Adam Cornille is a senior director of advanced analytics at Logic20/20.
Today’s utilities face a broad array of challenges — from aging infrastructure to escalating climate emergencies to rising costs — all while working with limited resources. Traditional methods of risk management, often driven by standard schedules and corrective maintenance, are no longer sufficient to meet the demands of the moment. As threats become more frequent, severe, and interconnected, utilities need a data-driven strategy for making effective, defensible investment decisions.
Risk-spend efficiency, or RSE, has emerged as a standard for evaluating and prioritizing risk mitigation investments, allowing utilities to maximize the impact per dollar. For RSE to be effective, utilities must have a full and accurate understanding of the potential costs and impacts of mitigation efforts under consideration. This is where data and AI are critical to the process.
AI enables utilities to integrate and analyze data from multiple facets of operations, delivering the dynamic risk profiles needed to yield informed investment insights. Having a full range of operational data included in RSE analysis allows it to accurately reflect real world impacts of hardening, asset management, vegetation management and other risk reduction programs. RSE gives utilities a scalable tool that adapts to changing organizational needs and environmental risks.

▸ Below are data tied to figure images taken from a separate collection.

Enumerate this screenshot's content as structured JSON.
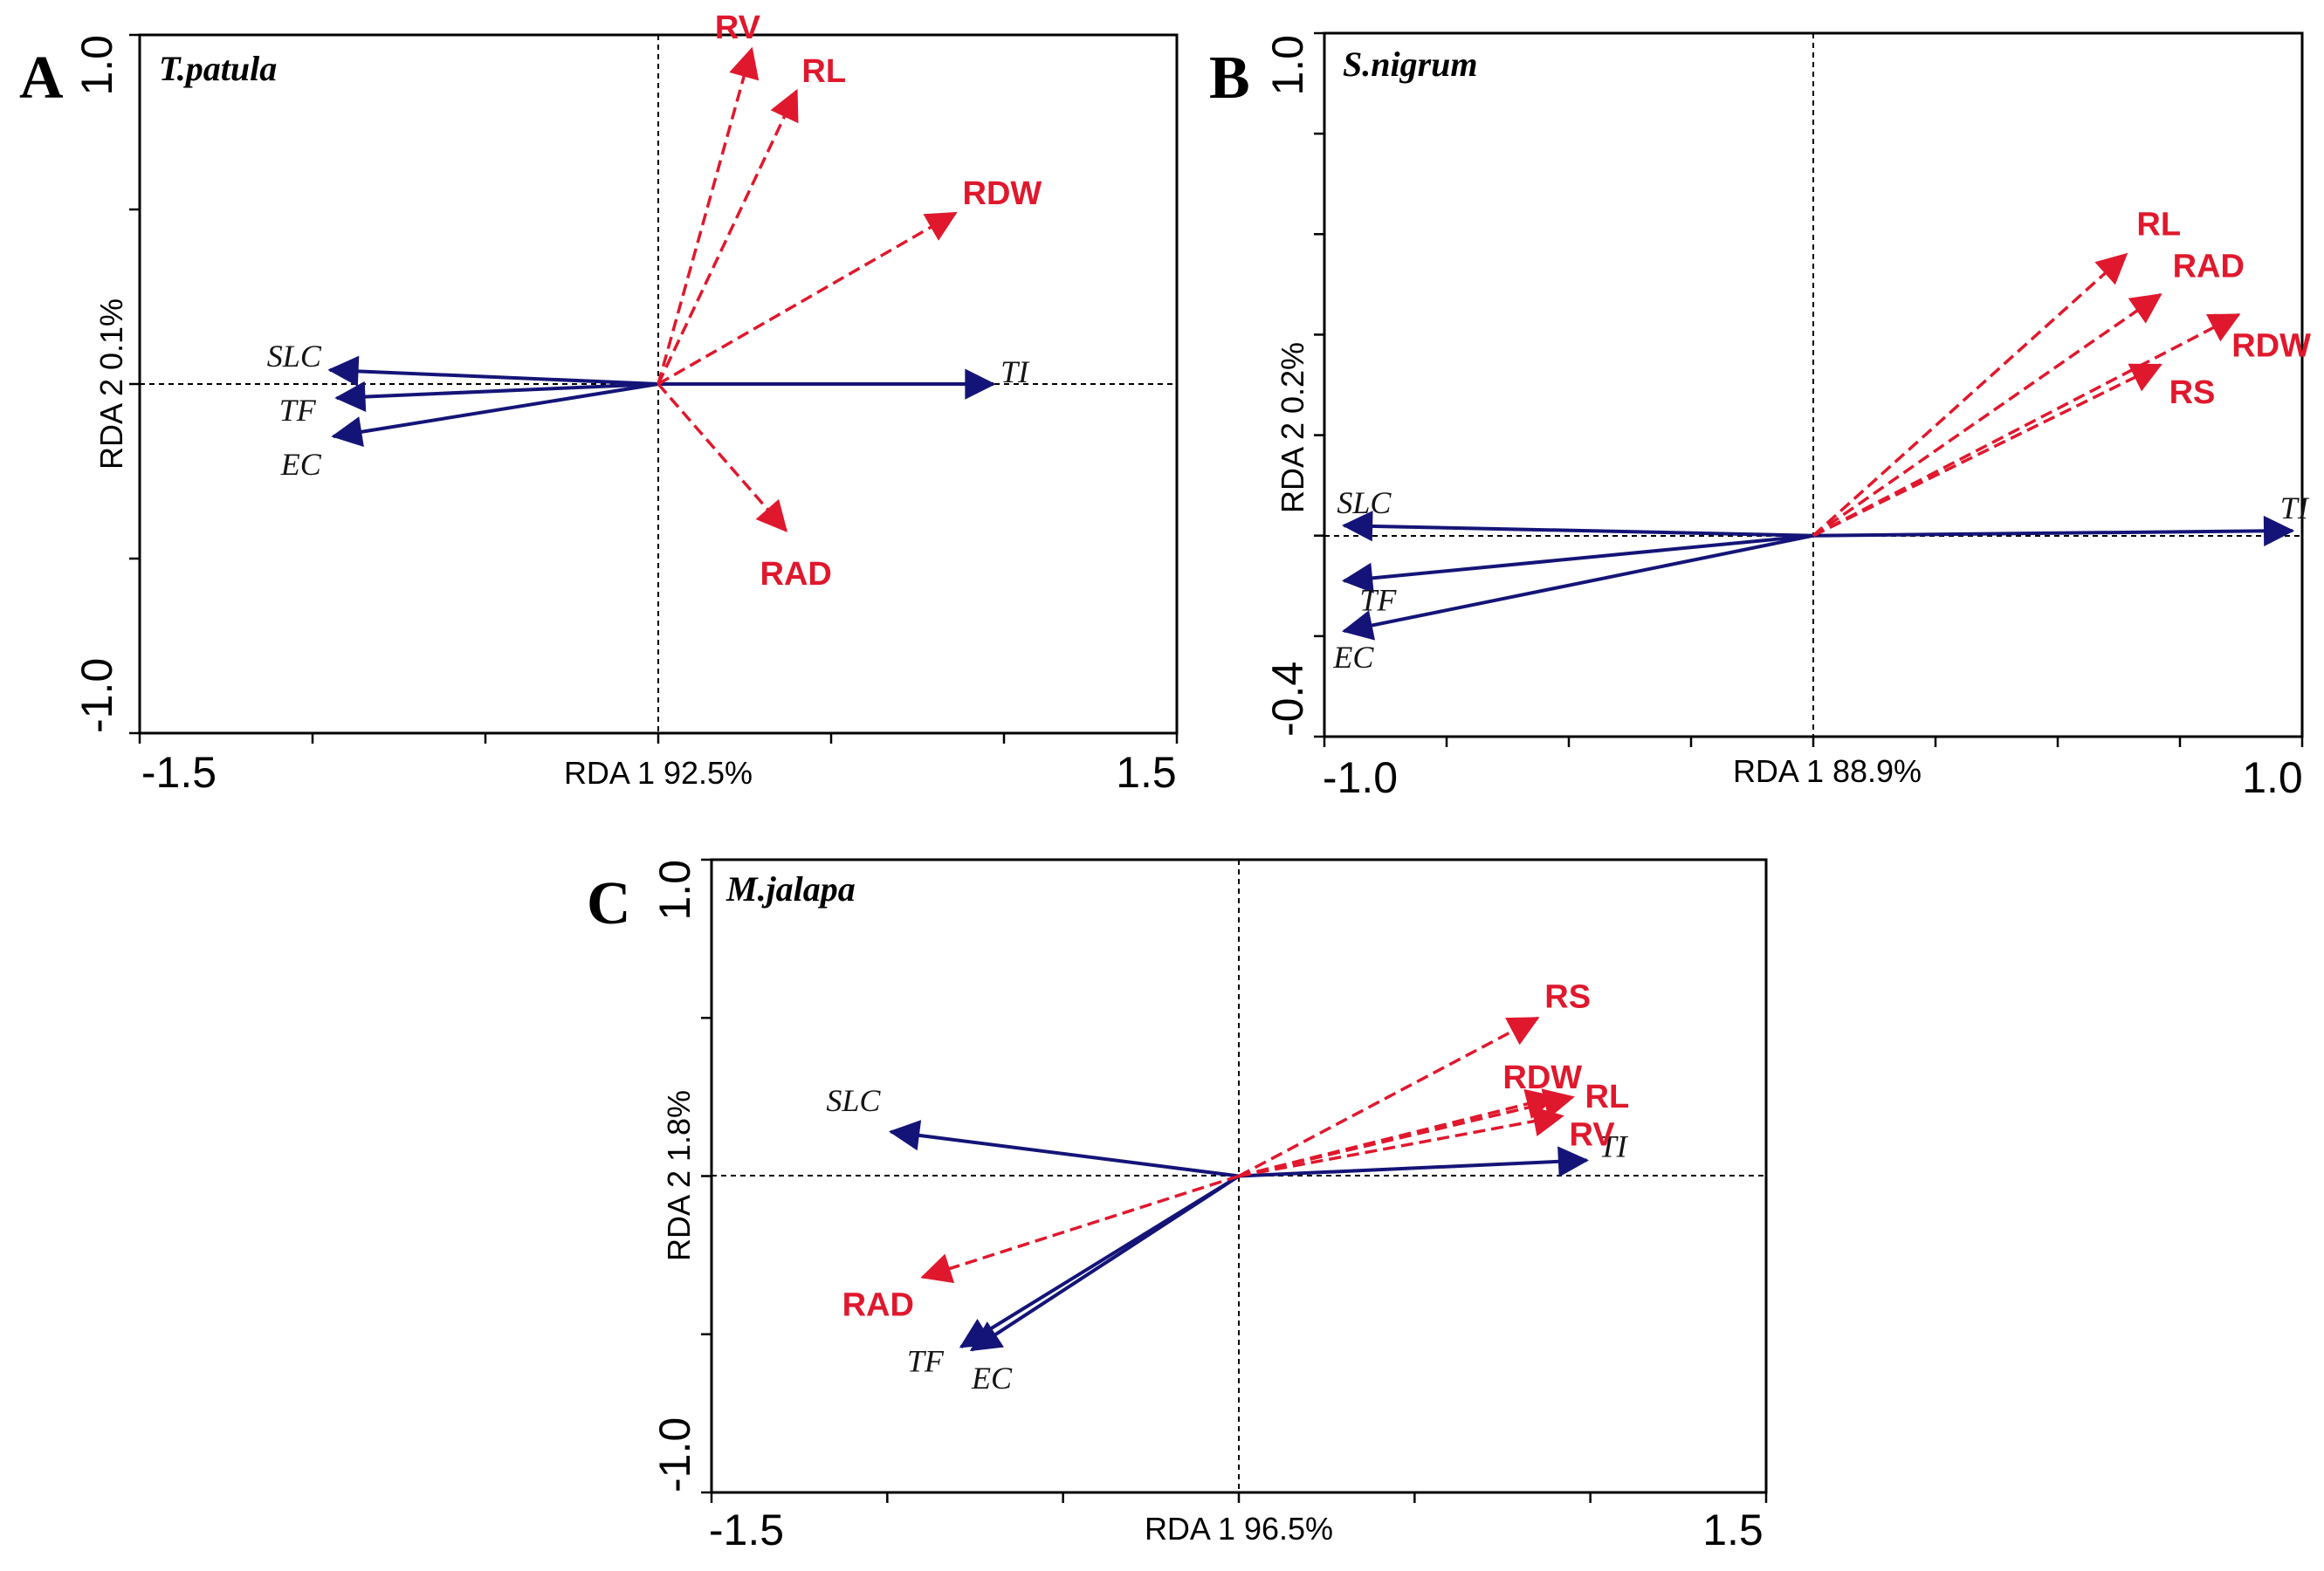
{
  "chart_data": [
    {
      "type": "rda-biplot",
      "panel": "A",
      "species": "T.patula",
      "xlabel": "RDA 1 92.5%",
      "ylabel": "RDA 2 0.1%",
      "xlim": [
        -1.5,
        1.5
      ],
      "ylim": [
        -1.0,
        1.0
      ],
      "xtick_labels": [
        "-1.5",
        "1.5"
      ],
      "ytick_labels": [
        "-1.0",
        "1.0"
      ],
      "response": [
        {
          "name": "RV",
          "x": 0.27,
          "y": 0.96
        },
        {
          "name": "RL",
          "x": 0.4,
          "y": 0.84
        },
        {
          "name": "RDW",
          "x": 0.86,
          "y": 0.49
        },
        {
          "name": "RAD",
          "x": 0.37,
          "y": -0.42
        }
      ],
      "explanatory": [
        {
          "name": "SLC",
          "x": -0.95,
          "y": 0.04
        },
        {
          "name": "TF",
          "x": -0.93,
          "y": -0.04
        },
        {
          "name": "EC",
          "x": -0.94,
          "y": -0.15
        },
        {
          "name": "TI",
          "x": 0.97,
          "y": 0.0
        }
      ]
    },
    {
      "type": "rda-biplot",
      "panel": "B",
      "species": "S.nigrum",
      "xlabel": "RDA 1 88.9%",
      "ylabel": "RDA 2 0.2%",
      "xlim": [
        -1.0,
        1.0
      ],
      "ylim": [
        -0.4,
        1.0
      ],
      "xtick_labels": [
        "-1.0",
        "1.0"
      ],
      "ytick_labels": [
        "-0.4",
        "1.0"
      ],
      "response": [
        {
          "name": "RL",
          "x": 0.64,
          "y": 0.56
        },
        {
          "name": "RAD",
          "x": 0.71,
          "y": 0.48
        },
        {
          "name": "RDW",
          "x": 0.87,
          "y": 0.44
        },
        {
          "name": "RS",
          "x": 0.71,
          "y": 0.34
        }
      ],
      "explanatory": [
        {
          "name": "SLC",
          "x": -0.96,
          "y": 0.02
        },
        {
          "name": "TF",
          "x": -0.96,
          "y": -0.09
        },
        {
          "name": "EC",
          "x": -0.96,
          "y": -0.19
        },
        {
          "name": "TI",
          "x": 0.98,
          "y": 0.01
        }
      ]
    },
    {
      "type": "rda-biplot",
      "panel": "C",
      "species": "M.jalapa",
      "xlabel": "RDA 1 96.5%",
      "ylabel": "RDA 2 1.8%",
      "xlim": [
        -1.5,
        1.5
      ],
      "ylim": [
        -1.0,
        1.0
      ],
      "xtick_labels": [
        "-1.5",
        "1.5"
      ],
      "ytick_labels": [
        "-1.0",
        "1.0"
      ],
      "response": [
        {
          "name": "RS",
          "x": 0.85,
          "y": 0.5
        },
        {
          "name": "RDW",
          "x": 0.9,
          "y": 0.25
        },
        {
          "name": "RL",
          "x": 0.95,
          "y": 0.25
        },
        {
          "name": "RV",
          "x": 0.92,
          "y": 0.19
        },
        {
          "name": "RAD",
          "x": -0.9,
          "y": -0.32
        }
      ],
      "explanatory": [
        {
          "name": "SLC",
          "x": -0.99,
          "y": 0.14
        },
        {
          "name": "TF",
          "x": -0.79,
          "y": -0.54
        },
        {
          "name": "EC",
          "x": -0.76,
          "y": -0.55
        },
        {
          "name": "TI",
          "x": 0.99,
          "y": 0.05
        }
      ]
    }
  ]
}
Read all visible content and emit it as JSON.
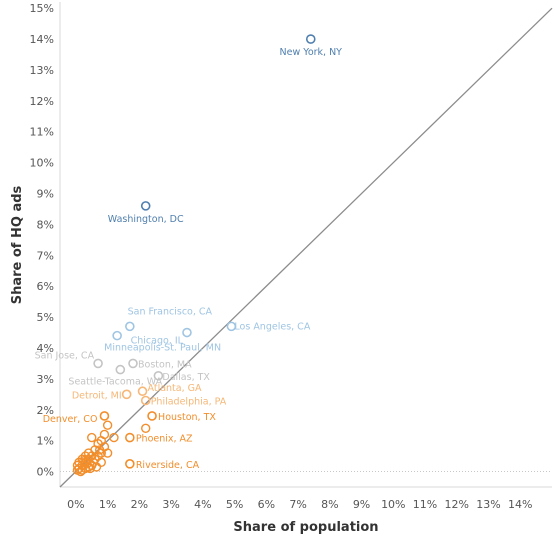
{
  "colors": {
    "high": "#4f7fae",
    "light_blue": "#9fc5e3",
    "gray": "#c4c4c4",
    "light_orange": "#f6b777",
    "orange": "#f28e2b",
    "diagonal": "#8c8c8c",
    "grid": "#ebebeb",
    "zero_line": "#c8c8c8"
  },
  "chart_data": {
    "type": "scatter",
    "title": "",
    "xlabel": "Share of population",
    "ylabel": "Share of HQ ads",
    "xlim": [
      -0.5,
      15.0
    ],
    "ylim": [
      -0.5,
      15.2
    ],
    "x_ticks": [
      "0%",
      "1%",
      "2%",
      "3%",
      "4%",
      "5%",
      "6%",
      "7%",
      "8%",
      "9%",
      "10%",
      "11%",
      "12%",
      "13%",
      "14%"
    ],
    "y_ticks": [
      "0%",
      "1%",
      "2%",
      "3%",
      "4%",
      "5%",
      "6%",
      "7%",
      "8%",
      "9%",
      "10%",
      "11%",
      "12%",
      "13%",
      "14%",
      "15%"
    ],
    "reference_line": "y = x",
    "grid": false,
    "labeled_points": [
      {
        "label": "New York, NY",
        "x": 7.4,
        "y": 14.0,
        "color_key": "high"
      },
      {
        "label": "Washington, DC",
        "x": 2.2,
        "y": 8.6,
        "color_key": "high"
      },
      {
        "label": "San Francisco, CA",
        "x": 1.7,
        "y": 4.7,
        "color_key": "light_blue"
      },
      {
        "label": "Los Angeles, CA",
        "x": 4.9,
        "y": 4.7,
        "color_key": "light_blue"
      },
      {
        "label": "Chicago, IL",
        "x": 3.5,
        "y": 4.5,
        "color_key": "light_blue"
      },
      {
        "label": "Minneapolis-St. Paul, MN",
        "x": 1.3,
        "y": 4.4,
        "color_key": "light_blue"
      },
      {
        "label": "San Jose, CA",
        "x": 0.7,
        "y": 3.5,
        "color_key": "gray"
      },
      {
        "label": "Boston, MA",
        "x": 1.8,
        "y": 3.5,
        "color_key": "gray"
      },
      {
        "label": "Dallas, TX",
        "x": 2.6,
        "y": 3.1,
        "color_key": "gray"
      },
      {
        "label": "Seattle-Tacoma, WA",
        "x": 1.4,
        "y": 3.3,
        "color_key": "gray"
      },
      {
        "label": "Atlanta, GA",
        "x": 2.1,
        "y": 2.6,
        "color_key": "light_orange"
      },
      {
        "label": "Detroit, MI",
        "x": 1.6,
        "y": 2.5,
        "color_key": "light_orange"
      },
      {
        "label": "Philadelphia, PA",
        "x": 2.2,
        "y": 2.3,
        "color_key": "light_orange"
      },
      {
        "label": "Houston, TX",
        "x": 2.4,
        "y": 1.8,
        "color_key": "orange"
      },
      {
        "label": "Denver, CO",
        "x": 0.9,
        "y": 1.8,
        "color_key": "orange"
      },
      {
        "label": "Phoenix, AZ",
        "x": 1.7,
        "y": 1.1,
        "color_key": "orange"
      },
      {
        "label": "Riverside, CA",
        "x": 1.7,
        "y": 0.25,
        "color_key": "orange"
      }
    ],
    "unlabeled_points": [
      {
        "x": 1.0,
        "y": 1.5
      },
      {
        "x": 1.2,
        "y": 1.1
      },
      {
        "x": 2.2,
        "y": 1.4
      },
      {
        "x": 0.9,
        "y": 1.2
      },
      {
        "x": 0.8,
        "y": 1.0
      },
      {
        "x": 0.7,
        "y": 0.9
      },
      {
        "x": 0.6,
        "y": 0.7
      },
      {
        "x": 1.0,
        "y": 0.6
      },
      {
        "x": 0.5,
        "y": 0.5
      },
      {
        "x": 0.4,
        "y": 0.4
      },
      {
        "x": 0.8,
        "y": 0.3
      },
      {
        "x": 0.3,
        "y": 0.3
      },
      {
        "x": 0.2,
        "y": 0.2
      },
      {
        "x": 0.1,
        "y": 0.1
      },
      {
        "x": 0.5,
        "y": 0.2
      },
      {
        "x": 0.6,
        "y": 0.4
      },
      {
        "x": 0.3,
        "y": 0.1
      },
      {
        "x": 0.2,
        "y": 0.05
      },
      {
        "x": 0.4,
        "y": 0.15
      },
      {
        "x": 0.1,
        "y": 0.3
      },
      {
        "x": 0.7,
        "y": 0.5
      },
      {
        "x": 0.9,
        "y": 0.8
      },
      {
        "x": 0.35,
        "y": 0.25
      },
      {
        "x": 0.15,
        "y": 0.0
      },
      {
        "x": 0.25,
        "y": 0.35
      },
      {
        "x": 0.45,
        "y": 0.1
      },
      {
        "x": 0.55,
        "y": 0.3
      },
      {
        "x": 0.05,
        "y": 0.05
      },
      {
        "x": 0.05,
        "y": 0.2
      },
      {
        "x": 0.65,
        "y": 0.15
      },
      {
        "x": 0.75,
        "y": 0.7
      },
      {
        "x": 0.3,
        "y": 0.5
      },
      {
        "x": 0.5,
        "y": 1.1
      },
      {
        "x": 0.8,
        "y": 0.6
      },
      {
        "x": 0.2,
        "y": 0.4
      },
      {
        "x": 0.4,
        "y": 0.6
      }
    ]
  }
}
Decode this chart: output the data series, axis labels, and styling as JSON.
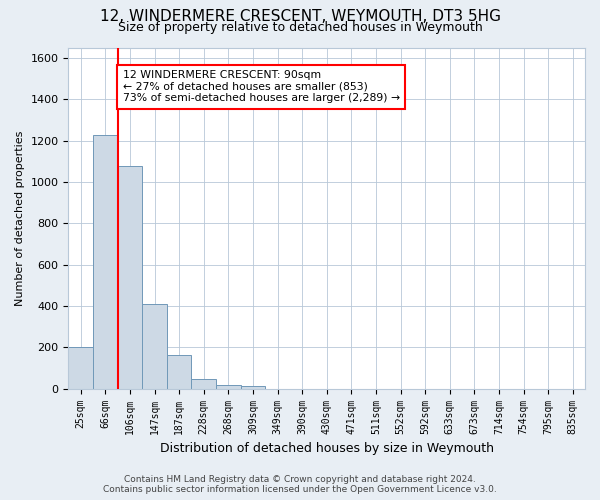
{
  "title": "12, WINDERMERE CRESCENT, WEYMOUTH, DT3 5HG",
  "subtitle": "Size of property relative to detached houses in Weymouth",
  "xlabel": "Distribution of detached houses by size in Weymouth",
  "ylabel": "Number of detached properties",
  "categories": [
    "25sqm",
    "66sqm",
    "106sqm",
    "147sqm",
    "187sqm",
    "228sqm",
    "268sqm",
    "309sqm",
    "349sqm",
    "390sqm",
    "430sqm",
    "471sqm",
    "511sqm",
    "552sqm",
    "592sqm",
    "633sqm",
    "673sqm",
    "714sqm",
    "754sqm",
    "795sqm",
    "835sqm"
  ],
  "values": [
    200,
    1225,
    1075,
    410,
    165,
    45,
    20,
    12,
    0,
    0,
    0,
    0,
    0,
    0,
    0,
    0,
    0,
    0,
    0,
    0,
    0
  ],
  "bar_color": "#cdd9e5",
  "bar_edge_color": "#7098b8",
  "property_line_x": 1.5,
  "annotation_text": "12 WINDERMERE CRESCENT: 90sqm\n← 27% of detached houses are smaller (853)\n73% of semi-detached houses are larger (2,289) →",
  "annotation_box_color": "white",
  "annotation_box_edge_color": "red",
  "vline_color": "red",
  "ylim": [
    0,
    1650
  ],
  "yticks": [
    0,
    200,
    400,
    600,
    800,
    1000,
    1200,
    1400,
    1600
  ],
  "footer_line1": "Contains HM Land Registry data © Crown copyright and database right 2024.",
  "footer_line2": "Contains public sector information licensed under the Open Government Licence v3.0.",
  "bg_color": "#e8eef4",
  "plot_bg_color": "#ffffff",
  "grid_color": "#b8c8d8",
  "title_fontsize": 11,
  "subtitle_fontsize": 9
}
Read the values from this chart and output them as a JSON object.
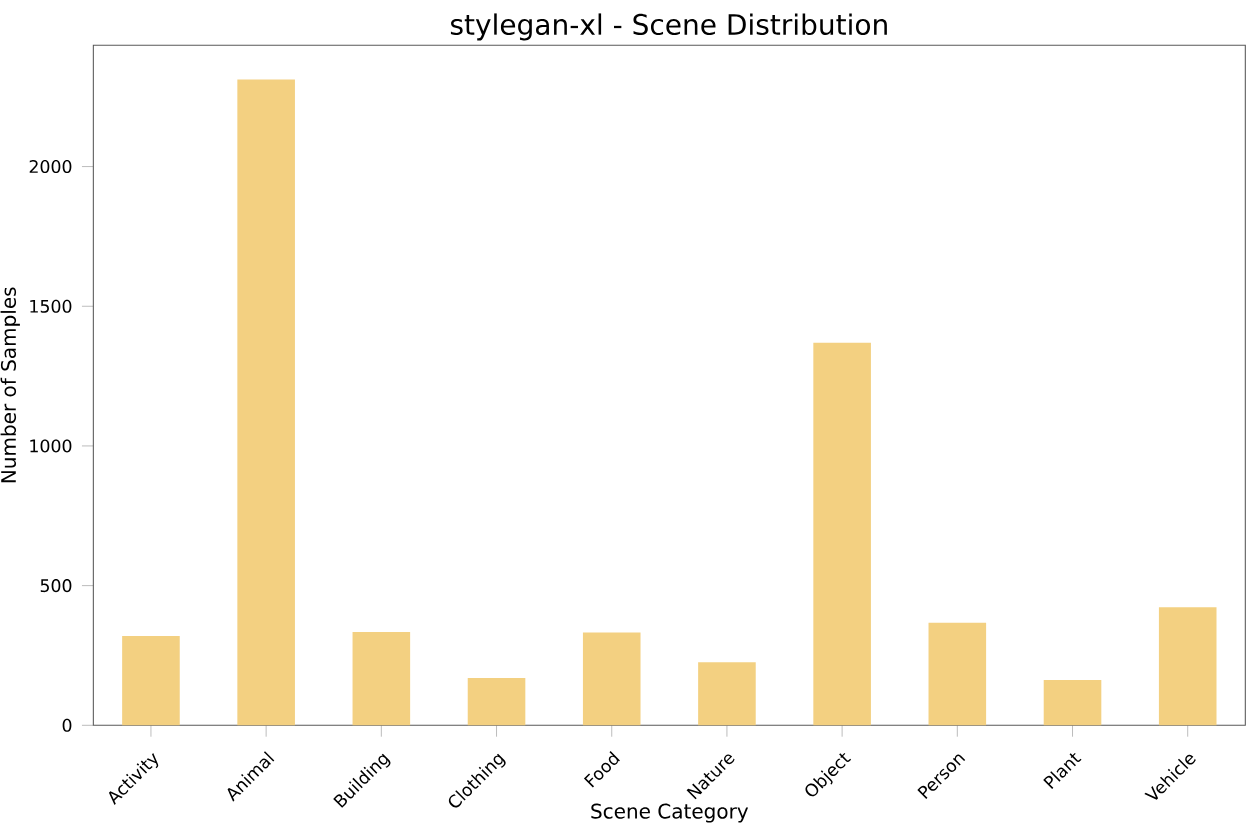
{
  "chart_data": {
    "type": "bar",
    "title": "stylegan-xl - Scene Distribution",
    "xlabel": "Scene Category",
    "ylabel": "Number of Samples",
    "categories": [
      "Activity",
      "Animal",
      "Building",
      "Clothing",
      "Food",
      "Nature",
      "Object",
      "Person",
      "Plant",
      "Vehicle"
    ],
    "values": [
      320,
      2312,
      334,
      169,
      332,
      226,
      1369,
      367,
      162,
      423
    ],
    "color": "#f3d081",
    "ylim": [
      0,
      2434
    ],
    "yticks": [
      0,
      500,
      1000,
      1500,
      2000
    ],
    "grid": false
  }
}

Delivering on the full potential of RSE supported by AI requires the right technical foundation — starting with integrated data pipelines and scalable platforms.
Building the foundation
AI-driven RSE requires two foundational elements: high-integrity data pipelines and modular, flexible platforms. The pipelines are essential for preparing and delivering varied data from diverse sources (asset specifications, weather forecasts, etc.), while the platforms make this data usable at scale to support comprehensive analysis and reliable outputs.
Our team recently helped a large utility upgrade the foundation of its RSE program with modular data pipelines so that investment scenarios can be reliably and confidently produced. These enhancements improved the organization’s ability to manage large datasets, ensure transparent risk scoring and adapt to evolving regulatory requirements. Working with us, the utility laid the groundwork for a more scalable, AI-driven approach to risk-spend efficiency.
Making insights actionable
RSE frameworks only add value if utilities use them for day-to-day decision-making. AI models produce forecasts that help teams visualize the impact of investment decisions before committing resources. When presented through user-friendly dashboards, these insights allow planners, engineers and executives to test strategies and evaluate the results of different trade-offs. AI also enables scenario modeling tools to evolve with new data, supporting continuous adaptation to changing risk conditions.
Driving continuous improvement
When predictions align with outcomes, RSE frameworks gain credibility and build trust among decision-makers. The incorporation of AI creates automated feedback loops, enabling models to self-adjust as new data becomes available. Over time, forecasts become more accurate and investment insights more reliable.
This iterative cycle transforms RSE from a one-off decision-making tool into a system for continuous learning that helps utilities refine forecasts, optimize the use of resources, and develop more impactful mitigation strategies.
In today’s rapidly evolving landscape, traditional approaches to risk planning are no longer sufficient. RSE, powered by AI, offers utilities a powerful tool for using real-world data to drive optimized mitigation decisions. RSE provides the framework; AI makes it dynamic and scalable. As risks grow in both intensity and complexity, utilities that adopt this approach can shift from reactive planning to proactive strategy and face the future with greater confidence.